UPDATED/CORRECTED ENTRY: after this post, Governor Brown today vetoed the state budget passed last night. State Treasurer Bill Lockyer anounced that Wall Street would not finance state revenue needs based on some of the budget’s assumptions. So the sale of WCAB district offices again is in limbo………………
The sale of California state buildings is on again.
That’s part of the budget cobbled together yesterday by the Democratic legislative majority, as the Governor was unable to get any Republican votes for a budget despite months of negotiations.
Last year’s budget included provision for the sale of various state buildings, including those that house WCAB district offices in Oakland and San Francisco. The San Francisco building also houses the statewide WCAB and the California Supreme Court.

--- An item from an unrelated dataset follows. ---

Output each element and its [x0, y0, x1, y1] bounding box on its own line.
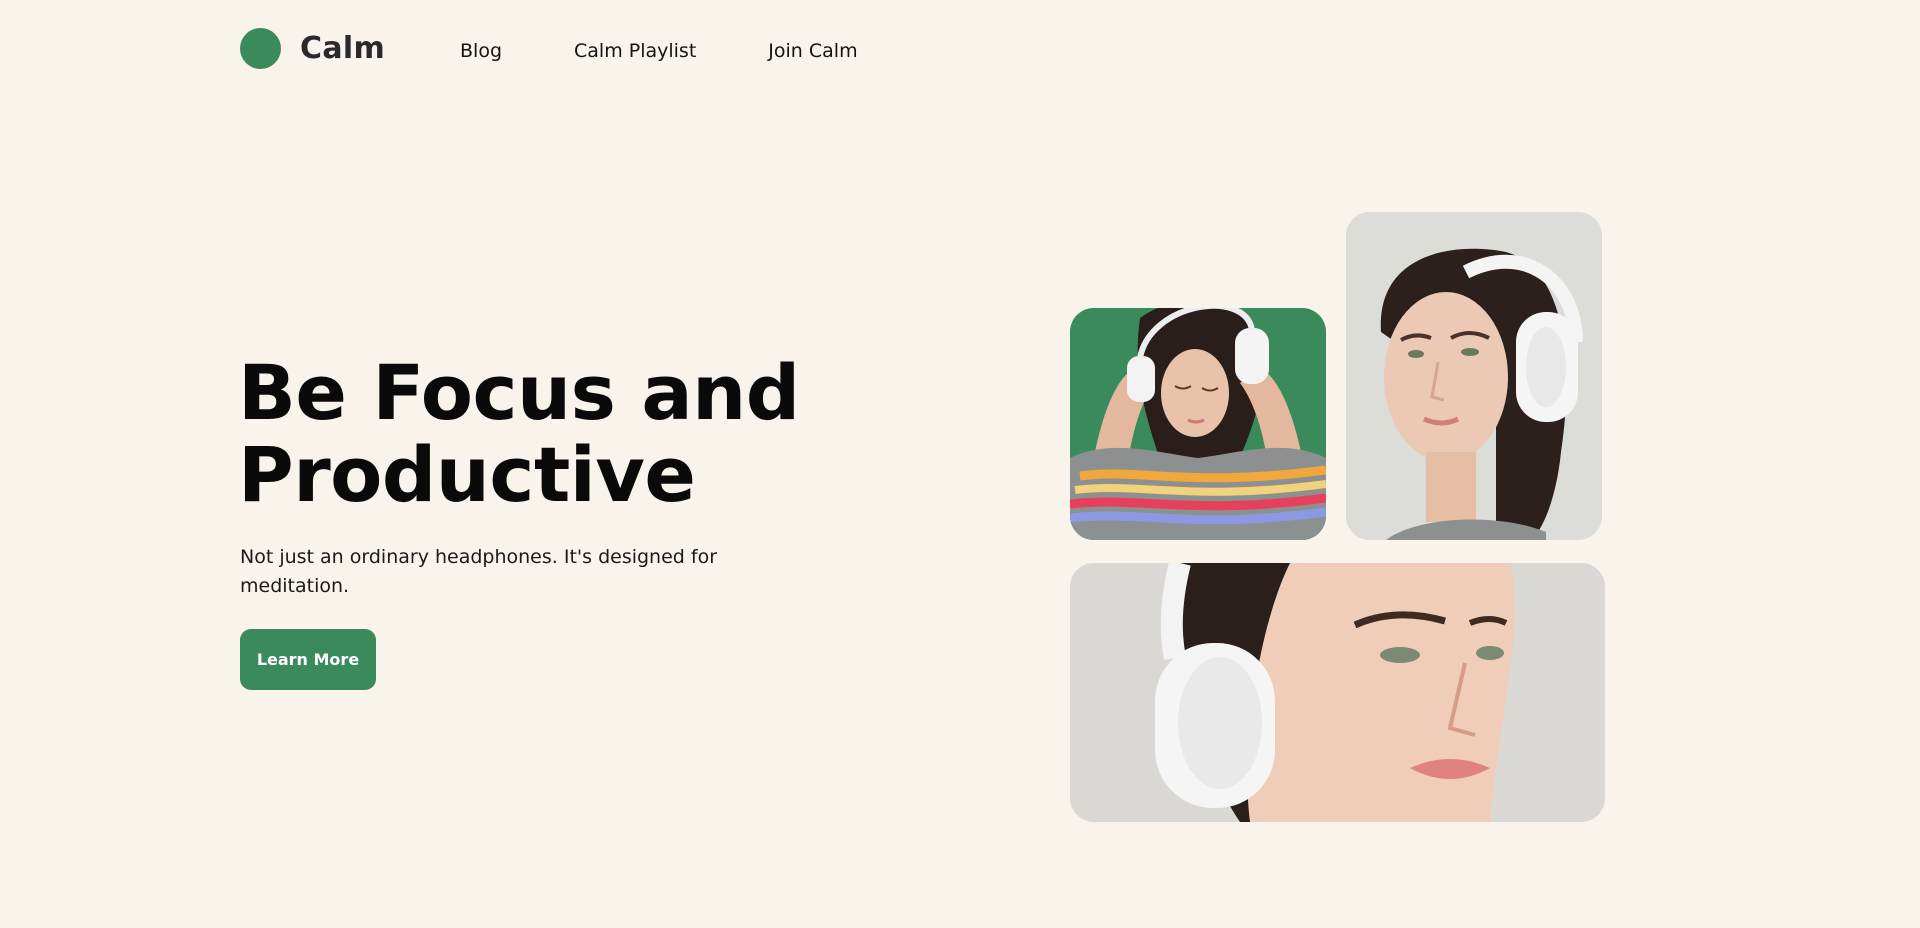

Last year’s sale was challenged and delayed in court in a case handled by Cotchett, Pitre and McCarthy of Burlingame. The sale was eventually nixed by Brown shortly after taking over from Schwarzenegger.
This year’s budget makes a revenue assumption of $1.2 billion from
selling and leasing back 11 state properties, although on different terms than a plan Brown previously rejected. The state would be allowed to repurchase the properties when the lease deal expires.

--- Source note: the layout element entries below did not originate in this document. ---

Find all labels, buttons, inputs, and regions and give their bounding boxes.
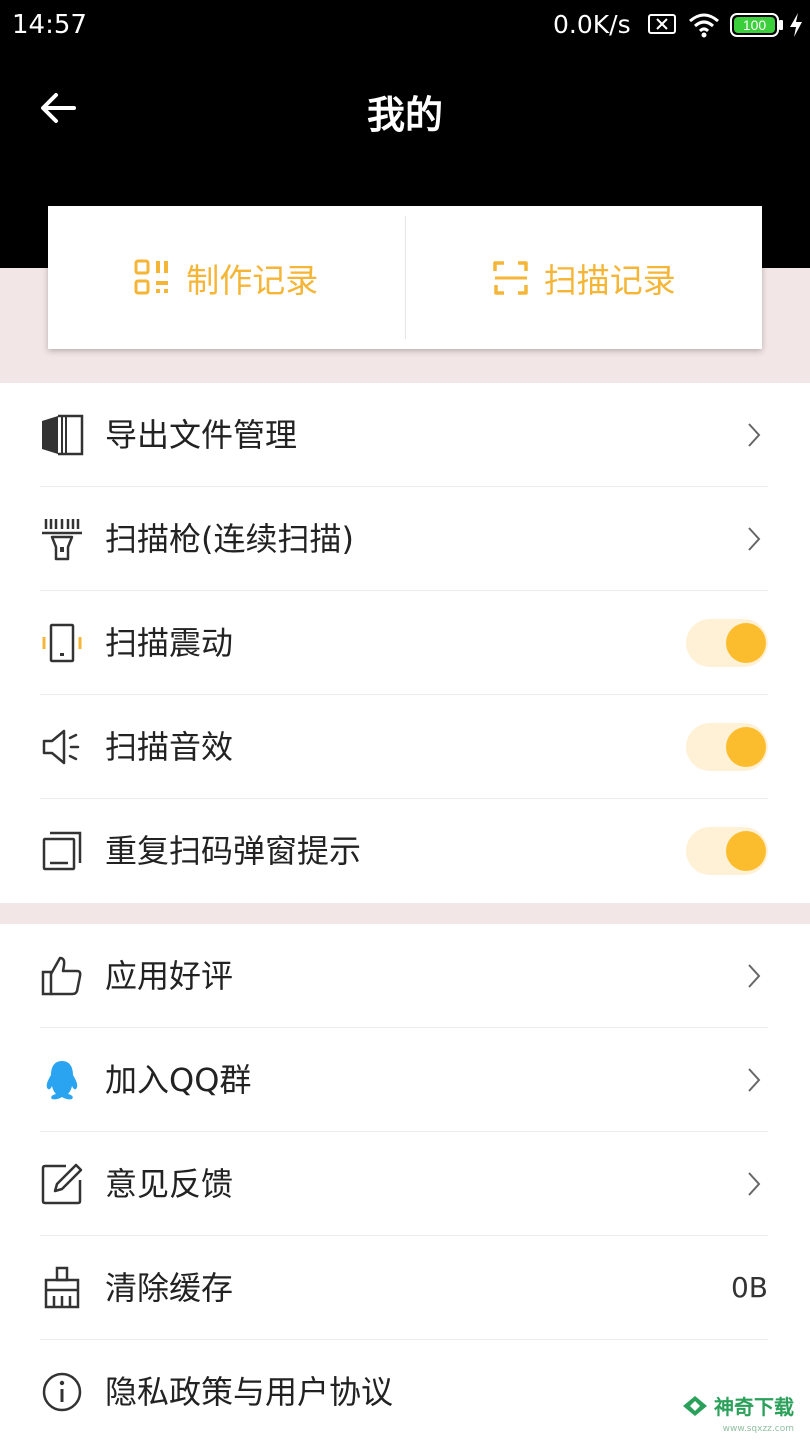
- status-time: 14:57: [12, 10, 87, 40]
- chevron-right-icon: [748, 1068, 761, 1092]
- speaker-icon: [42, 729, 80, 765]
- thumbs-up-icon: [41, 956, 82, 996]
- setting-label: 扫描震动: [105, 624, 234, 662]
- scan-records-label: 扫描记录: [543, 260, 676, 300]
- setting-label: 扫描音效: [105, 728, 234, 766]
- broom-icon: [44, 1266, 80, 1309]
- sim-x-icon: [648, 14, 676, 34]
- setting-label: 导出文件管理: [105, 416, 298, 454]
- chevron-right-icon: [748, 423, 761, 447]
- barcode-scanner-icon: [42, 519, 82, 561]
- duplicate-popup-toggle[interactable]: [686, 827, 768, 875]
- settings-list: 导出文件管理 扫描枪(连续扫描) 扫描震动 扫描音效 重复扫码弹窗提示: [0, 383, 810, 903]
- status-bar: 14:57 0.0K/s 100: [0, 0, 810, 50]
- watermark-text: 神奇下载: [714, 1395, 794, 1419]
- section-gap: [0, 903, 810, 924]
- setting-scan-sound: 扫描音效: [0, 695, 810, 799]
- setting-duplicate-popup: 重复扫码弹窗提示: [0, 799, 810, 903]
- vibration-toggle[interactable]: [686, 619, 768, 667]
- battery-level: 100: [743, 17, 767, 33]
- edit-icon: [41, 1163, 83, 1205]
- toggle-knob: [726, 727, 766, 767]
- chevron-right-icon: [748, 527, 761, 551]
- item-rate-app[interactable]: 应用好评: [0, 924, 810, 1028]
- toggle-knob: [726, 623, 766, 663]
- item-label: 隐私政策与用户协议: [105, 1373, 394, 1411]
- vibrate-icon: [42, 623, 82, 663]
- scan-records-button[interactable]: 扫描记录: [406, 206, 763, 349]
- wifi-icon: [689, 13, 719, 38]
- scan-frame-icon: [493, 260, 528, 295]
- chevron-right-icon: [748, 1172, 761, 1196]
- item-feedback[interactable]: 意见反馈: [0, 1132, 810, 1236]
- network-speed: 0.0K/s: [553, 10, 631, 39]
- setting-label: 扫描枪(连续扫描): [105, 520, 354, 558]
- others-list: 应用好评 加入QQ群 意见反馈 清除缓存 0B 隐私政策与用户协议: [0, 924, 810, 1444]
- item-label: 应用好评: [105, 957, 234, 995]
- item-label: 意见反馈: [105, 1165, 234, 1203]
- charging-icon: [790, 13, 802, 37]
- info-icon: [42, 1372, 82, 1412]
- qr-code-icon: [134, 259, 169, 294]
- make-records-button[interactable]: 制作记录: [48, 206, 405, 349]
- item-label: 加入QQ群: [105, 1061, 252, 1099]
- setting-scanner-gun[interactable]: 扫描枪(连续扫描): [0, 487, 810, 591]
- copy-icon: [42, 831, 82, 871]
- make-records-label: 制作记录: [186, 260, 319, 300]
- toggle-knob: [726, 831, 766, 871]
- setting-scan-vibration: 扫描震动: [0, 591, 810, 695]
- records-card: 制作记录 扫描记录: [48, 206, 762, 349]
- watermark-logo-icon: [683, 1395, 707, 1416]
- battery-icon: 100: [730, 13, 783, 37]
- setting-label: 重复扫码弹窗提示: [105, 832, 362, 870]
- item-clear-cache[interactable]: 清除缓存 0B: [0, 1236, 810, 1340]
- item-join-qq[interactable]: 加入QQ群: [0, 1028, 810, 1132]
- book-icon: [42, 414, 84, 456]
- cache-size-value: 0B: [730, 1271, 768, 1304]
- qq-penguin-icon: [46, 1061, 78, 1100]
- page-title: 我的: [366, 93, 443, 137]
- sound-toggle[interactable]: [686, 723, 768, 771]
- item-label: 清除缓存: [105, 1269, 234, 1307]
- watermark-url: www.sqxzz.com: [722, 1424, 794, 1434]
- chevron-right-icon: [748, 964, 761, 988]
- watermark: 神奇下载: [682, 1391, 794, 1420]
- setting-export-files[interactable]: 导出文件管理: [0, 383, 810, 487]
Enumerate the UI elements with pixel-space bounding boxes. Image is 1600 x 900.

Whether buyer interest will be as strong under these terms, and whether there will be another challenge, is yet to be seen.
Overall, the California court system is slated for a $150 million hit under the budget. It’s part of the pain that is being spread around.The cuts in the court system don’t directly affect the workers’ comp system. But they are bad news for lawyers and litigants in Superior Courts who need access to a highly functioning justice system for subrogation cases or third party tort cases.

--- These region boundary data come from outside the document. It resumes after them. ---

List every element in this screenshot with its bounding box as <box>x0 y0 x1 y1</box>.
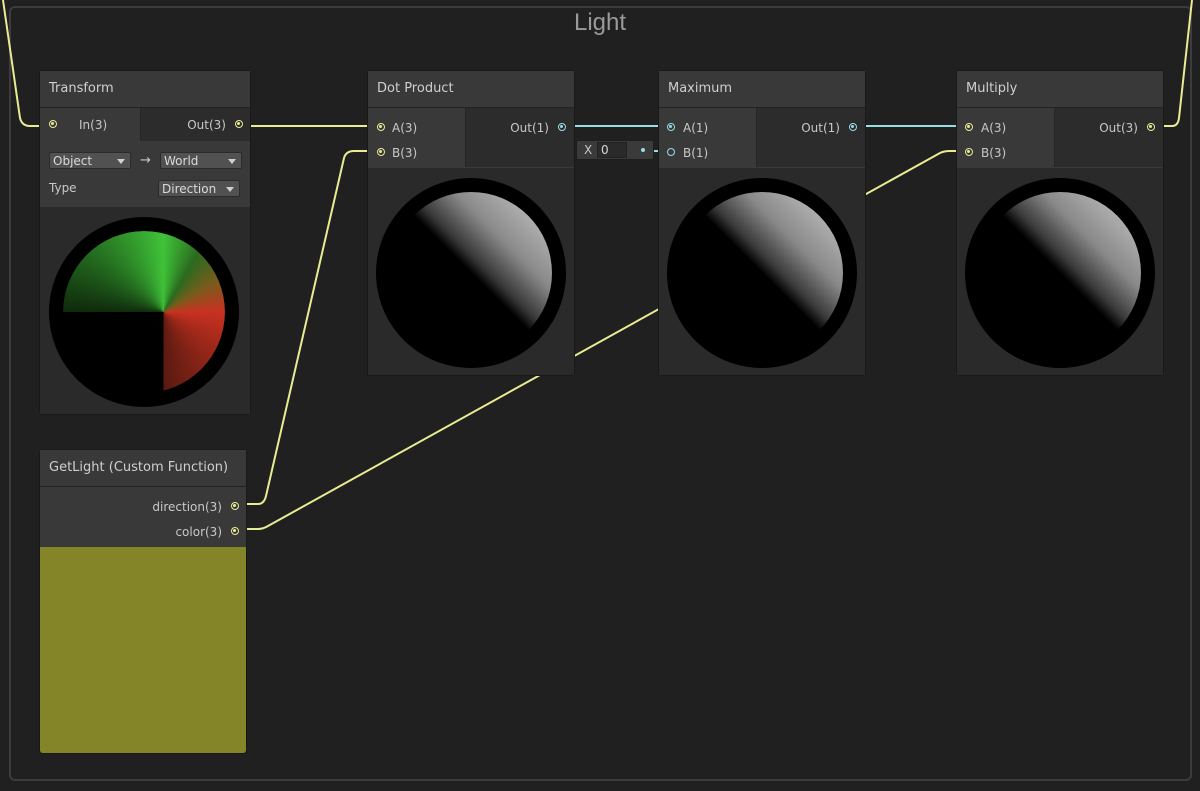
x-field-input[interactable]: 0 <box>597 142 627 158</box>
type-dropdown[interactable]: Direction <box>158 180 240 197</box>
dot-out-port[interactable] <box>558 123 566 131</box>
preview-sphere-shading <box>979 192 1141 354</box>
type-label: Type <box>49 181 77 195</box>
field-connector-icon <box>641 148 645 152</box>
transform-out-port[interactable] <box>235 120 243 128</box>
transform-preview <box>40 207 250 414</box>
mul-b-port[interactable] <box>965 148 973 156</box>
color-out-port[interactable] <box>231 527 239 535</box>
dot-product-node[interactable]: Dot Product A(3) B(3) Out(1) <box>367 70 575 376</box>
to-space-value: World <box>164 154 199 168</box>
get-light-title[interactable]: GetLight (Custom Function) <box>40 450 246 487</box>
mul-out-label: Out(3) <box>1099 121 1138 135</box>
dot-product-preview <box>368 168 574 375</box>
maximum-ports: A(1) B(1) Out(1) <box>659 108 865 167</box>
transform-node[interactable]: Transform In(3) Out(3) Object → World Ty… <box>39 70 251 415</box>
max-b-port[interactable] <box>667 148 675 156</box>
maximum-title[interactable]: Maximum <box>659 71 865 108</box>
preview-sphere-shading <box>681 192 843 354</box>
dot-a-label: A(3) <box>392 121 418 135</box>
preview-sphere <box>49 217 239 407</box>
maximum-b-inline-field[interactable]: X 0 <box>576 140 654 160</box>
mul-a-label: A(3) <box>981 121 1007 135</box>
maximum-node[interactable]: Maximum A(1) B(1) Out(1) <box>658 70 866 376</box>
max-b-label: B(1) <box>683 146 709 160</box>
preview-sphere <box>667 178 857 368</box>
max-a-port[interactable] <box>667 123 675 131</box>
maximum-preview <box>659 168 865 375</box>
transform-settings: Object → World Type Direction <box>40 142 250 207</box>
multiply-preview <box>957 168 1163 375</box>
mul-out-port[interactable] <box>1147 123 1155 131</box>
mul-a-port[interactable] <box>965 123 973 131</box>
mul-b-label: B(3) <box>981 146 1007 160</box>
max-out-port[interactable] <box>849 123 857 131</box>
transform-node-title[interactable]: Transform <box>40 71 250 108</box>
to-space-dropdown[interactable]: World <box>160 152 242 169</box>
multiply-node[interactable]: Multiply A(3) B(3) Out(3) <box>956 70 1164 376</box>
max-out-label: Out(1) <box>801 121 840 135</box>
from-space-dropdown[interactable]: Object <box>49 152 131 169</box>
color-label: color(3) <box>175 525 222 539</box>
chevron-down-icon <box>228 159 236 164</box>
get-light-preview <box>40 547 246 753</box>
preview-sphere <box>376 178 566 368</box>
get-light-node[interactable]: GetLight (Custom Function) direction(3) … <box>39 449 247 754</box>
direction-out-port[interactable] <box>231 502 239 510</box>
preview-sphere-shading <box>390 192 552 354</box>
wire-direction-to-dot-b[interactable] <box>239 150 372 505</box>
shader-graph-canvas[interactable]: Light Transform In(3) Out(3) Object → Wo… <box>0 0 1200 791</box>
x-field-label: X <box>584 143 593 157</box>
direction-label: direction(3) <box>152 500 222 514</box>
multiply-title[interactable]: Multiply <box>957 71 1163 108</box>
chevron-down-icon <box>117 159 125 164</box>
dot-product-ports: A(3) B(3) Out(1) <box>368 108 574 167</box>
dot-product-title[interactable]: Dot Product <box>368 71 574 108</box>
type-value: Direction <box>162 182 217 196</box>
dot-b-label: B(3) <box>392 146 418 160</box>
transform-ports: In(3) Out(3) <box>40 108 250 141</box>
dot-b-port[interactable] <box>377 148 385 156</box>
multiply-ports: A(3) B(3) Out(3) <box>957 108 1163 167</box>
wire-input-to-transform[interactable] <box>2 0 44 127</box>
max-a-label: A(1) <box>683 121 709 135</box>
transform-in-port[interactable] <box>49 120 57 128</box>
chevron-down-icon <box>226 187 234 192</box>
preview-sphere <box>965 178 1155 368</box>
dot-a-port[interactable] <box>377 123 385 131</box>
get-light-ports: direction(3) color(3) <box>40 487 246 547</box>
from-space-value: Object <box>53 154 93 168</box>
right-arrow-icon: → <box>140 153 151 168</box>
transform-in-label: In(3) <box>79 118 108 132</box>
transform-out-label: Out(3) <box>187 118 226 132</box>
preview-sphere-shading <box>63 231 225 393</box>
dot-out-label: Out(1) <box>510 121 549 135</box>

California’s new chief justice, Tani Cantil-Sakauye issued a statement yesterday on the cuts. According to the Los Angeles Times, Cantil-Sakauye condemned the Democratic proposal to cut $150 million more from the court system’s budget as “devastating and crippling to the judicial branch.”
“With these cuts courts cannot provide these fundamental services or protect the rights of Californians. By marginalizing the courts, California strikes a blow against justice,” the chief justice said in the statement. “Courts are not a luxury. They are at the heart of our democracy. These cuts threaten access to justice for all.”